US policies on emerging markets remain disruptive
The minutes of the Federal Open Market Committee of the US released last Wednesday confirmed the hawkish outlook of the Federal Reserve and supported the press release of the chairman Jerome Powell a month ago that it was unlikely the US would cut interest rates further during the rest of the year.
Together with mounting negative sentiment around the Jackson Hole symposium in the US during the weekend, emerging market financial markets and currencies continued to contract. The Jackson Hole symposium in Wyoming was a strategic conference where US government officials, especially from the Federal Reserve, economists and bankers came together to debate the current economic climate and economic policy.
This year the theme was: “Challenges for Monetary Policy”.
Pressure is mounting on Powell in the light of fears of an economic downturn, volatile markets and criticism from US President Donald Trump.

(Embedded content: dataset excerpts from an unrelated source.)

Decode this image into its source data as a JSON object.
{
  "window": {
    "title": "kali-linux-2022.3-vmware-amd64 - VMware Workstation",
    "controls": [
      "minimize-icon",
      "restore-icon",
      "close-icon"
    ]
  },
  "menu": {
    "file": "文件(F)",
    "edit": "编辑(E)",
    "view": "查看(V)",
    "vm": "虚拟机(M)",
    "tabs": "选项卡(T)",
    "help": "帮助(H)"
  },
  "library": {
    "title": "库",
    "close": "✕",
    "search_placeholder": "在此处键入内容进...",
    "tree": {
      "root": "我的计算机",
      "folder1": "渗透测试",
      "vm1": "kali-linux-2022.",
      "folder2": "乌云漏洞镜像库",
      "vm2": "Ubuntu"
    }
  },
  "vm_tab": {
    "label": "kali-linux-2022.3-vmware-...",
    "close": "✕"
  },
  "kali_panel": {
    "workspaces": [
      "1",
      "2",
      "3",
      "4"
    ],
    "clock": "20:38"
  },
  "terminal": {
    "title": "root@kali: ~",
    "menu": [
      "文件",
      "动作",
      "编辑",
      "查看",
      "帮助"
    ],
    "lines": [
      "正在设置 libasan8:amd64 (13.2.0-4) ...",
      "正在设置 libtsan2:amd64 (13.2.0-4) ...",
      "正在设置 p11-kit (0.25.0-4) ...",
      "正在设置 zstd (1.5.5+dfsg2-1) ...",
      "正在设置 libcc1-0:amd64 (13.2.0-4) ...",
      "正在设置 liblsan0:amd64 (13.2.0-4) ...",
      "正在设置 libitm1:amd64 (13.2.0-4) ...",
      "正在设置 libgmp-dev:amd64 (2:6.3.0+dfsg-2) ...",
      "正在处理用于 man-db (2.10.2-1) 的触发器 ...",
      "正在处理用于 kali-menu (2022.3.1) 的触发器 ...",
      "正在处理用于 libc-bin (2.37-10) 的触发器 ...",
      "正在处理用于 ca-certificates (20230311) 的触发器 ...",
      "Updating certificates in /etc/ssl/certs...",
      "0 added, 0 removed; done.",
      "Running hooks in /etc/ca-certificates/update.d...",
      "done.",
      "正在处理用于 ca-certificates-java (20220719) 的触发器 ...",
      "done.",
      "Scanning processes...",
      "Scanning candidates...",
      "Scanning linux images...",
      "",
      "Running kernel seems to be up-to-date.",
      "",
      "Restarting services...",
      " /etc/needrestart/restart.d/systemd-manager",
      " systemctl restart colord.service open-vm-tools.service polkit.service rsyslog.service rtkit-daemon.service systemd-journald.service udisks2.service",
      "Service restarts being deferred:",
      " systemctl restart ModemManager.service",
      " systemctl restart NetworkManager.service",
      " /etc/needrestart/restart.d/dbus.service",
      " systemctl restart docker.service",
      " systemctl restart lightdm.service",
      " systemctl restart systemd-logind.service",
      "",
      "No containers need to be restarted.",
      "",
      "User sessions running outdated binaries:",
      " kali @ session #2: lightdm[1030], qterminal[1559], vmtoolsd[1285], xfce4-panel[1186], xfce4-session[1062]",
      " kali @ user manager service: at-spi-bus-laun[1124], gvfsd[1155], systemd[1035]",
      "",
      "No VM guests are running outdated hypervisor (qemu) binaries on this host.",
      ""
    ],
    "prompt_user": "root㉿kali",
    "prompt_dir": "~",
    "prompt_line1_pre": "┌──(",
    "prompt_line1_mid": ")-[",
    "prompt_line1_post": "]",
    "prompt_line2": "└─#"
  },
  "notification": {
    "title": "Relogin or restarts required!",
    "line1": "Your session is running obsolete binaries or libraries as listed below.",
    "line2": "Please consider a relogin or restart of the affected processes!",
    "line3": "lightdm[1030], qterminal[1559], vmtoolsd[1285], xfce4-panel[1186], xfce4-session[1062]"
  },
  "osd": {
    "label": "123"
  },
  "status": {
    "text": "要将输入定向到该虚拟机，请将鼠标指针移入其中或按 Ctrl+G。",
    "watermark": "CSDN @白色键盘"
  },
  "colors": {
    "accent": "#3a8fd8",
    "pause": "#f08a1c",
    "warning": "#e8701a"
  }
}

Powell said: “We will act as appropriate to sustain the expansion, with a strong labour market and inflation near its symmetric 2percent objective.”
This remark led to many investors to believe that he was leaving the door open for another rate cut when the Fed next meets. US Stocks, however, opened Friday much lower.
Emerging markets stocks yet again suffered a week of losses.
On Friday, China also announced that it intended to impose additional tariffs on $75billion (about R1.1trillion) of American goods including soya beans, automobiles and oil, in retaliation for Trump’s latest planned levies on Chinese imports.
Despite the above negative outlook for emerging markets, the news last Wednesday that South Africa’s inflation rate recorded a level of only 4percent during July boosted shares and bond yield rates.
Although the subdued global sentiment had once again pulled down equities last Thursday and Friday, most indices ended the week higher.
The announcement by the Minister of Finance Tito Mboweni that he intended to cut government expenditure by between 5-6percent next year and by between 6-7percent the following two years also helped bond rates and the rand.
Chris Harmse is the chief economist at Rebalance Fund Managers.